2022/12/14
名古屋市立大学、愛知県がんセンター、京都大学などの研究チームが、2022年11月3日、スマートフォンのアプリを用いて、乳がん患者の再発に対する恐怖を軽減することができたと発表した。
国内では毎年9万人以上が乳がんと診断されている。がん医療の進歩により治癒率は改善されているものの、多くの患者が再発に対する不安感や恐怖感を経験しており、実際に、6割を超える乳がん患者が、再発に対する恐怖を軽減する治療を希望しているという(※1)。治療方法としては認知行動療法が期待されているが、現状、こうした恐怖がケアや治療の対象とはなりにくく、専門的な治療を提供できる医療者の不足、仕事や子育てといった患者自身の負担の問題もあり、ほとんどの患者は適切な治療を受けられていない。
そこで、同研究チームは、患者自身で認知行動療法を実施できるアプリを開発し、その有効性を確認するため今回の研究を行った。研究には、乳がんの手術を受けて1年以上再発のない、50歳未満の女性447人が参加した。彼女らを、通常の治療に加えて、認知行動療法のアプリと問題解決療法の2つのアプリを使用するグループと、使用しないグループに無作為に分けて、8週後の状態が比較された。
その結果、アプリを使用したグループは、開始から4週後で再発に対する恐怖が軽減し、8週後もそのまま効果がみられた。さらに、24週後も8週後の状態と差がみられなかったことから、その効果が継続している可能性が示された。副次評価として抑うつや心理的ニード(心理的側面に関するケアの必要性)も有意に改善し、効果の継続が認められたとし、副作用の報告もなかったと報告されている。
同研究チームは、多くのがん患者が仕事をしながら通院したり、さまざまな心理的苦痛を抱えながら生活しているなか、今回の研究は、スマートフォンのアプリを使うことで通院等の負担を大きく軽減でき、また場所や時間を選ばず苦痛を和らげるための医療を受けることができる可能性を示す、と述べている。
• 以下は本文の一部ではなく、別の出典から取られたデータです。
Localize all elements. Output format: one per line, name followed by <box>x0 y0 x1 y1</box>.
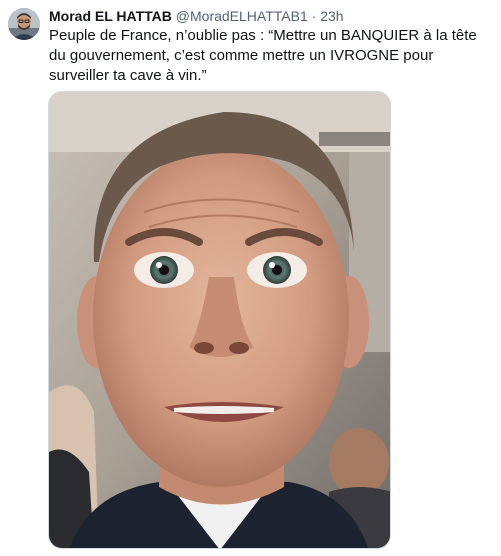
face-photo-image <box>49 92 390 548</box>
user-avatar[interactable] <box>8 8 40 40</box>
tweet[interactable]: Morad EL HATTAB @MoradELHATTAB1 · 23h Pe… <box>0 0 501 556</box>
avatar-photo-icon <box>8 8 40 40</box>
tweet-text: Peuple de France, n’oublie pas : “Mettre… <box>49 27 477 84</box>
author-handle[interactable]: @MoradELHATTAB1 <box>176 8 308 24</box>
tweet-timestamp[interactable]: 23h <box>320 8 343 24</box>
author-display-name[interactable]: Morad EL HATTAB <box>49 8 172 24</box>
tweet-media-photo[interactable] <box>48 91 391 549</box>
tweet-header: Morad EL HATTAB @MoradELHATTAB1 · 23h <box>49 7 344 25</box>
separator-dot: · <box>311 8 317 24</box>
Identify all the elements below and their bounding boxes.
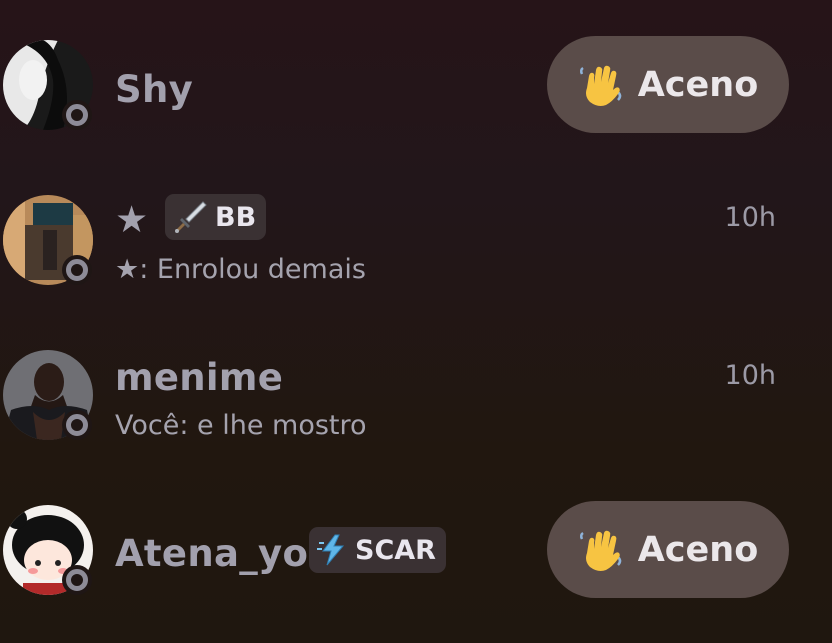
sword-icon xyxy=(173,199,209,235)
timestamp: 10h xyxy=(724,360,776,391)
offline-status-icon xyxy=(62,565,92,595)
offline-status-icon xyxy=(62,410,92,440)
message-preview: ★: Enrolou demais xyxy=(115,254,366,285)
wave-button-label: Aceno xyxy=(637,64,759,105)
wave-button-label: Aceno xyxy=(637,529,759,570)
user-tag-label: BB xyxy=(215,201,257,233)
conversation-row-atena[interactable]: Atena_yo SCAR Aceno xyxy=(0,490,832,643)
waving-hand-icon xyxy=(578,527,624,573)
timestamp: 10h xyxy=(724,202,776,233)
contact-name: ★ xyxy=(115,198,149,241)
user-tag: BB xyxy=(165,194,267,240)
contact-name: Shy xyxy=(115,68,194,111)
offline-status-icon xyxy=(62,255,92,285)
conversation-row-menime[interactable]: menime 10h Você: e lhe mostro xyxy=(0,330,832,490)
lightning-icon xyxy=(317,533,349,567)
message-preview: Você: e lhe mostro xyxy=(115,410,367,441)
wave-button[interactable]: Aceno xyxy=(547,36,789,133)
contact-name: Atena_yo xyxy=(115,532,309,575)
user-tag-label: SCAR xyxy=(355,534,436,566)
wave-button[interactable]: Aceno xyxy=(547,501,789,598)
waving-hand-icon xyxy=(578,62,624,108)
conversation-row-shy[interactable]: Shy Aceno xyxy=(0,0,832,170)
offline-status-icon xyxy=(62,100,92,130)
conversation-row-star[interactable]: ★ BB 10h ★: Enrolou demais xyxy=(0,170,832,330)
contact-name: menime xyxy=(115,356,284,399)
user-tag: SCAR xyxy=(309,527,446,573)
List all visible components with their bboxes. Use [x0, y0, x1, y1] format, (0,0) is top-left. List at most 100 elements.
詳しくは、下記の公立大学法人名古屋市立大学Webサイト参照
■乳がん患者さんの再発に対する恐怖をスマートフォンアプリを⽤いて軽減することに世界ではじめて成功
https://www.nagoya-cu.ac.jp/press-news/11030500/
※1 Tatsuo Akechi T, Okuyama T, Endo C, et al.: Patient’s perceived need and psychological distress and/or quality of life in ambulatory breast cancer patients in Japan. Psychooncology 2011; 20(5): 497-505.